Savannas Preserve State Park
A Great Blue Heron departs the marsh after spearing lunch. These majestic birds are regular visitors to Savannas Preserve.

History and Culture

During the Second Seminole War (1835-1842), Lt. Colonel Benjamin Pierce first used the term 'savannah' to describe a series of ponds and marshes found here. In 1879, Captain Thomas Richards planted the first pineapples, grown from cuttings he transported from Key West. The plants thrived in the sandy, well-drained soils and dozens of plantations appeared along the Atlantic Ridge. From 1895 to 1920, Jensen Beach was known as the 'Pineapple Capital of the World.' The park encompasses more than 6,000 acres and joined the Florida Park Service in 1977.

A pair of American bald eagles scan the horizon while protecting their nest and hatchlings.

Eagles on Nest

Savannas Preserve is home to several pairs of American bald eagles. Visitors have the opportunity to observe these majestic birds as they hunt the waterways. Their nests and young are located in isolated areas of the preserve.

A firefighter begins igniting a burn zone as part of the Savannas Preserve prescribed burning program.

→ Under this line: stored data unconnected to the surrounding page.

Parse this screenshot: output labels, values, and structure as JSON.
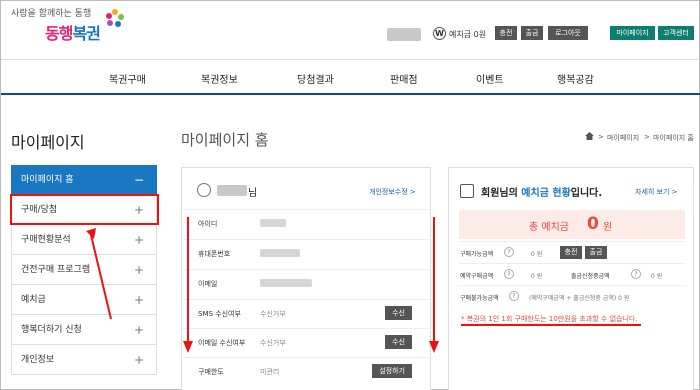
{
  "header": {
    "tagline": "사랑을 함께하는 동행",
    "logo_a": "동행",
    "logo_b": "복권",
    "deposit_label": "예치금 0원",
    "buttons": [
      "충전",
      "출금",
      "로그아웃"
    ],
    "teal_buttons": [
      "마이페이지",
      "고객센터"
    ]
  },
  "nav": [
    "복권구매",
    "복권정보",
    "당첨결과",
    "판매점",
    "이벤트",
    "행복공감"
  ],
  "sidebar": {
    "title": "마이페이지",
    "items": [
      {
        "label": "마이페이지 홈",
        "sign": "−"
      },
      {
        "label": "구매/당첨",
        "sign": "+"
      },
      {
        "label": "구매현황분석",
        "sign": "+"
      },
      {
        "label": "건전구매 프로그램",
        "sign": "+"
      },
      {
        "label": "예치금",
        "sign": "+"
      },
      {
        "label": "행복더하기 신청",
        "sign": "+"
      },
      {
        "label": "개인정보",
        "sign": "+"
      }
    ]
  },
  "main": {
    "title": "마이페이지 홈",
    "breadcrumb": [
      ">",
      "마이페이지",
      ">",
      "마이페이지 홈"
    ]
  },
  "profile": {
    "name_suffix": "님",
    "edit_link": "개인정보수정 >",
    "rows": [
      {
        "label": "아이디",
        "value": ""
      },
      {
        "label": "휴대폰번호",
        "value": ""
      },
      {
        "label": "이메일",
        "value": ""
      },
      {
        "label": "SMS 수신여부",
        "value": "수신거부",
        "button": "수신"
      },
      {
        "label": "이메일 수신여부",
        "value": "수신거부",
        "button": "수신"
      },
      {
        "label": "구매한도",
        "value": "미관리",
        "button": "설정하기"
      }
    ]
  },
  "deposit": {
    "title_a": "회원님의 ",
    "title_b": "예치금 현황",
    "title_c": "입니다.",
    "detail_link": "자세히 보기 >",
    "total_label": "총 예치금",
    "total_value": "0",
    "total_unit": "원",
    "rows": [
      {
        "label": "구매가능금액",
        "value": "0 원",
        "buttons": [
          "충전",
          "출금"
        ]
      },
      {
        "label": "예약구매금액",
        "value": "0 원",
        "label2": "출금신청중금액",
        "value2": "0 원"
      },
      {
        "label": "구매불가능금액",
        "value": "(예약구매금액 + 출금신청중 금액)  0 원"
      }
    ],
    "notice": "* 복권의 1인 1회 구매한도는 10만원을 초과할 수 없습니다."
  },
  "colors": {
    "accent": "#1a78c2",
    "teal": "#0e7e72",
    "highlight": "#e11111"
  }
}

Savannas Preserve participates in prescribed burning to help maintain habitat and aid in the prevention of wildfire. Each fire is conducted under specified conditions to ensure participants' safety and achieve desired resource management results.

Savannas Preserve is home to the prickly apple cactus.

Prickly Apple Cactus

Savannas Preserve is one of the few known natural habitats in the United States for the endangered prickly apple cactus. It grows along the Atlantic Ridge in scrub areas. The fruit is considered to be inedible.

Volunteers talk with visitors at special events.


Volunteer participation is vital to Savannas Preserve. Their activities include, but are not limited to, educational programs, guided kayak/canoe trips, resource management, outreach programs and park work projects. It couldn't be done without them!

A Florida scrub jay uses an area rehabilitated by prescribed fire.

Scrub jay

Residing along the Atlantic Ridge scrub, the endangered Florida scrub jay is a year-round resident of the Savannas. The park's prescribed burn program enables its habitat to thrive.